Ontem abrimos uma aurora. Não abrimos com pedra, ferro e aço.
Para sairmos do velho fim de mundo tivemos que obter conhecimentos outros. Após testes, constatamos que as ferramentas antigas não mais nos serviam. Os mesquinhos já não puderam aumentar suas panças para que pudéssemos sair desse fim de mundo.
Tivemos que nos atentar ao que diziam as bactérias (que se escondem no profundo oceano), pra saber como se esconderam no ato do naufrágio, até que tudo passasse. Além disso, não era mais possível consultar os manuais de salvamentos, e tivemos que buscar as diretrizes noutro lugar. Tivemos ainda, antes de sairmos do velho fim do mundo, que construir outro fim do mundo, e só então estávamos aptos pra um novo começo de mundo.
Descobrimos que: os melhores luscos-fuscos não se escondiam às nossas vistas; os abraços são dados usando todos os músculos, até os que movem as pestanas; as lagartas morrem quando nascem; os cachorros possuem melhores amigos que não são humanos; os gatos gostam de carinho demorado; os meninos sabem sonhar na rua; as mães se cansam; os pés sabem pisar a grama sem culpa e outros desconhecimentos que só o fim do mundo certo pôde nos proporcionar.
É certo, que em algum momento daquele fim de mundo, achávamos que não havia mais nada que pudesse ser feito para abrir um novo. E depois de tentarmos alicates, armas de fogo, lâmina de espada, força bruta, furadeiras gigantes e etc., só conseguimos fissurar a fina membrana que nos separava deste novo mundo, com a ferramenta dos poetas. Alguém, no meio da iminência obscura de um fim melancólico, se lembrou: podemos tentar com o abridor de amanhecer!
Estava lá, o hoje, do jeito que se criou. Quando a fissura foi se alargando, e começamos a espiar pela brecha o novo, todas as palavras tinham sido libertas para criar seu destino. Que alívio foi ver que toda gente sabe criar o mundo com palavra!
Hoje é o primeiro dia do novo, que ainda está sendo palavriado, e vendo como andam os processos, acredito que teremos sucesso. Nesse primeiro dia já inventamos uma palavra para designar a imagem de um anoitecer tranquilo. E também estamos trabalhando na palavra certa pra descrever o êxtase dos reencontros, mas ela virá. A dificuldade agora é inventar uma palavra que possa soterrar o velho normal e geminar o mundo com plantas alegrinhas. Cada coisa no seu tempo.

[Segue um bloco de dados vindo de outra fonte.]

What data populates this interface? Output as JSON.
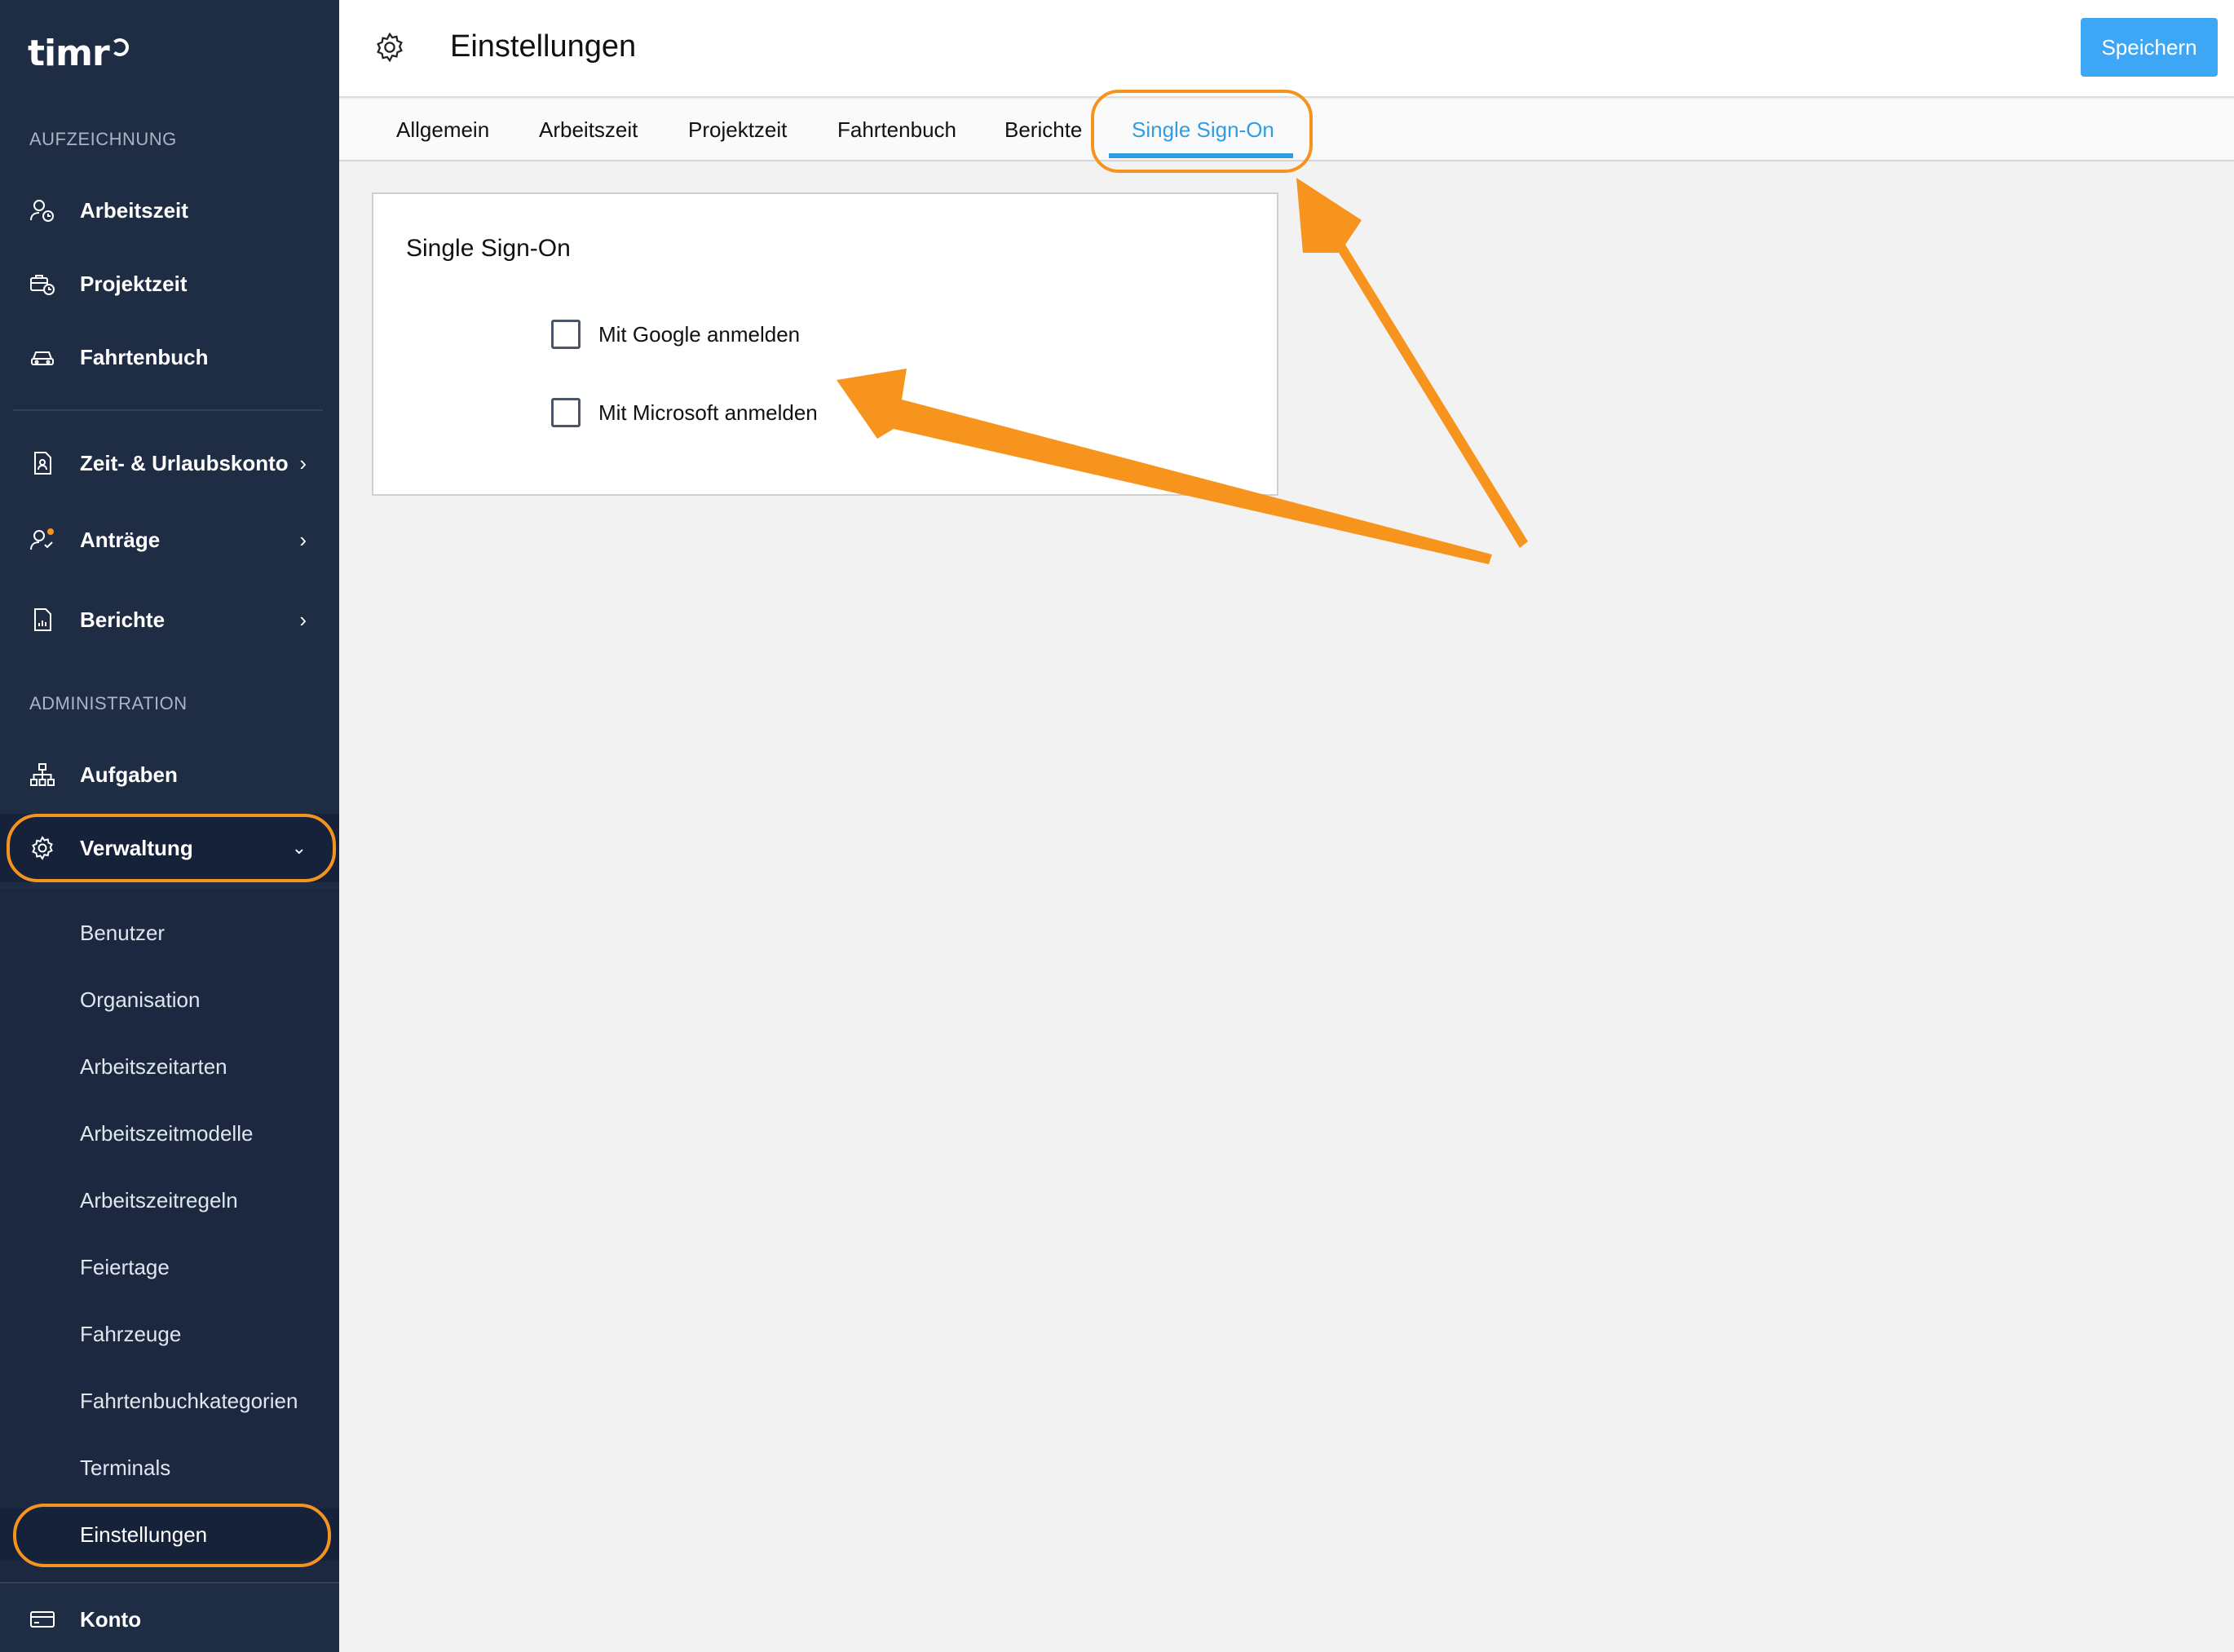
{
  "app": {
    "logo_text": "timr"
  },
  "sidebar": {
    "section_recording": "AUFZEICHNUNG",
    "section_admin": "ADMINISTRATION",
    "items": {
      "arbeitszeit": "Arbeitszeit",
      "projektzeit": "Projektzeit",
      "fahrtenbuch": "Fahrtenbuch",
      "urlaubskonto": "Zeit- & Urlaubskonto",
      "antraege": "Anträge",
      "berichte": "Berichte",
      "aufgaben": "Aufgaben",
      "verwaltung": "Verwaltung",
      "konto": "Konto"
    },
    "subitems": [
      "Benutzer",
      "Organisation",
      "Arbeitszeitarten",
      "Arbeitszeitmodelle",
      "Arbeitszeitregeln",
      "Feiertage",
      "Fahrzeuge",
      "Fahrtenbuchkategorien",
      "Terminals",
      "Einstellungen"
    ]
  },
  "header": {
    "title": "Einstellungen",
    "save_label": "Speichern"
  },
  "tabs": [
    "Allgemein",
    "Arbeitszeit",
    "Projektzeit",
    "Fahrtenbuch",
    "Berichte",
    "Single Sign-On"
  ],
  "sso": {
    "title": "Single Sign-On",
    "google_label": "Mit Google anmelden",
    "microsoft_label": "Mit Microsoft anmelden",
    "google_checked": false,
    "microsoft_checked": false
  },
  "colors": {
    "sidebar": "#1e2c44",
    "accent": "#3ea7f5",
    "annotation": "#f5931f"
  }
}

E sobre o tempo, toda gente está achando que as medidas antigas não servem mais. Estudando ensaios, nos foi útil a observação em perspectiva: as lesmas e as tartarugas são bem rápidas se comparadas a formação das rochas e ribanceiras, é um aspecto polêmico, mas poder ser útil. O ser humano vive uma eternidade quando contemporâneo às moscas. Mas as moscas vivem uma eternidade se comparadas aos vírus sem corpo. Mas em compensação, os vírus quando encontram um corpo, vivem uma eternidade se defronte à saudade. São estudos de tempo que agora, no primeiro dia do novo mundo, nos ajudam a criar réguas para as mudanças que estão porvir.
E como é importante saber a hora de interromper, por enquanto, os estudos que são inúteis aos mesquinhos, deixo aqui uma certeza escrita na areia eterna das praias que agora brilham mais do que anteontem - os trabalhamentos dos poetas surtiram efeito.